At one point, Larry Page told me that to solve our robot problem, all we needed were 17 machine-learning researchers. It was a classic Page insight, both difficult to grasp and profoundly simple. The number was not what mattered; the message was. For Larry, the key to success lay in small, focused teams working on big problems. End-to-end learning, where robots would eventually learn to perform complex tasks without step-by-step programming, was the real breakthrough we needed to pursue. If we could demonstrate that robots could master an e2e task, we would be well on our way to success.
One of our researchers, Peter Pastor, ran a “robot arm farm”—a lab filled with robot arms repeatedly practicing the task of picking up objects like sponges or Lego blocks. When the project began, the robots had a 7% success rate. Over time, through trial and error, they improved. After months of training, they reached a 70% success rate. This was an important milestone because it marked the first time a robot had learned a task through reinforcement, rather than being explicitly programmed to do it.

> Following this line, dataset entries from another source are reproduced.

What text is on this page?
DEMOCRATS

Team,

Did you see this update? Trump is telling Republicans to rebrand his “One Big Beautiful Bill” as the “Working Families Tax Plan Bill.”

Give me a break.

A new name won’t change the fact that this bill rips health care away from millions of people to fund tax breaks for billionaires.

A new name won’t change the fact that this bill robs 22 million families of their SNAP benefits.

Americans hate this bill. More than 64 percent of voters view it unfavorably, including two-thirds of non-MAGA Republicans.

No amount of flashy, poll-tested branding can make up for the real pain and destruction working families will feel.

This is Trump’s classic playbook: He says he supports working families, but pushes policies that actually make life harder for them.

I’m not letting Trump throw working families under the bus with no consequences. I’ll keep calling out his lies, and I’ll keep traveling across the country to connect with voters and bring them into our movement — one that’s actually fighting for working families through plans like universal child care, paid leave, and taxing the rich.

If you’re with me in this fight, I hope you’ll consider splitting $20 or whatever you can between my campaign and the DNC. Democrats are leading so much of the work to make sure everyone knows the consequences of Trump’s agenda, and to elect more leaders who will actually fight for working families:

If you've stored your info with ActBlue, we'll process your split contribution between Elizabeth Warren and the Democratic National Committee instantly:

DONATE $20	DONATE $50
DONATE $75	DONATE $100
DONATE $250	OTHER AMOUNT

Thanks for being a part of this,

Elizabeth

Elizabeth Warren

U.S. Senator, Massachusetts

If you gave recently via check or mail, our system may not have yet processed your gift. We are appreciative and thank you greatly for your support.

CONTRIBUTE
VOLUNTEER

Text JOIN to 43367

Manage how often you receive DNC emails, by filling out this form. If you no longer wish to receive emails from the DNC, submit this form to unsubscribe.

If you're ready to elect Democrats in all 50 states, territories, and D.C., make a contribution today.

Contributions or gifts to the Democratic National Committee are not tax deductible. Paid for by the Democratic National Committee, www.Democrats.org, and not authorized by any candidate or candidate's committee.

Even with this progress, it was clear that teaching robots to perform useful tasks in the real world would require much more data. We built a cloud-based simulator, creating more than 240 million virtual robots to run tasks in parallel. These simulated robots practiced picking up objects, interacting with their environments, and refining their skills. The idea was that by the time we transferred these algorithms to physical robots, they would have already “learned” a great deal in their simulated worlds.
The rise of systems like ChatGPT, which took enormous amounts of data to create, underscored the complexity of the problem we faced. While language models like GPT could generate convincing text, robots needed an even greater amount of real-world data to learn to perform complex tasks. Robots are already leveraging large language models and vision systems to understand speech and recognize objects, but these capabilities alone aren’t enough for them to function autonomously in our unpredictable world. It will take many thousands, perhaps millions, of robots doing tasks in the real world to collect the data needed to train robust AI models.
At Everyday Robots, we also wrestled with the question of what form these robots should take. Some argued they should mimic humans, with legs and arms, to better navigate spaces designed for people. Others believed a simpler design, such as robots with wheels, would be more efficient and easier to build. The debates were intense, but one remark by Vincent Dureau, a senior engineering manager who used a wheelchair, brought clarity. He said, “I figure that if I can get there, the robots should be able to get there.” His comment helped shift the focus from mimicry to functionality.
Eventually, our robots started performing small, useful tasks, like tidying desks in the office. Using AI to identify objects and people, they picked up cups and wrappers and disposed of them. While these achievements seemed minor, they represented significant progress in solving one of the most difficult parts of robotics: making AI systems work reliably in messy, everyday environments.
Although we had come far, the road ahead was still long. Building robots that could clean hotel rooms, tidy restaurants, or perform other complex tasks would require a blend of AI and traditional programming for years to come. Despite the potential of end-to-end learning, we were realistic about the pace of progress. The dream of fully autonomous robots working seamlessly alongside humans is still on the horizon, but at Everyday Robots, we were determined to make it happen, one small task at a time.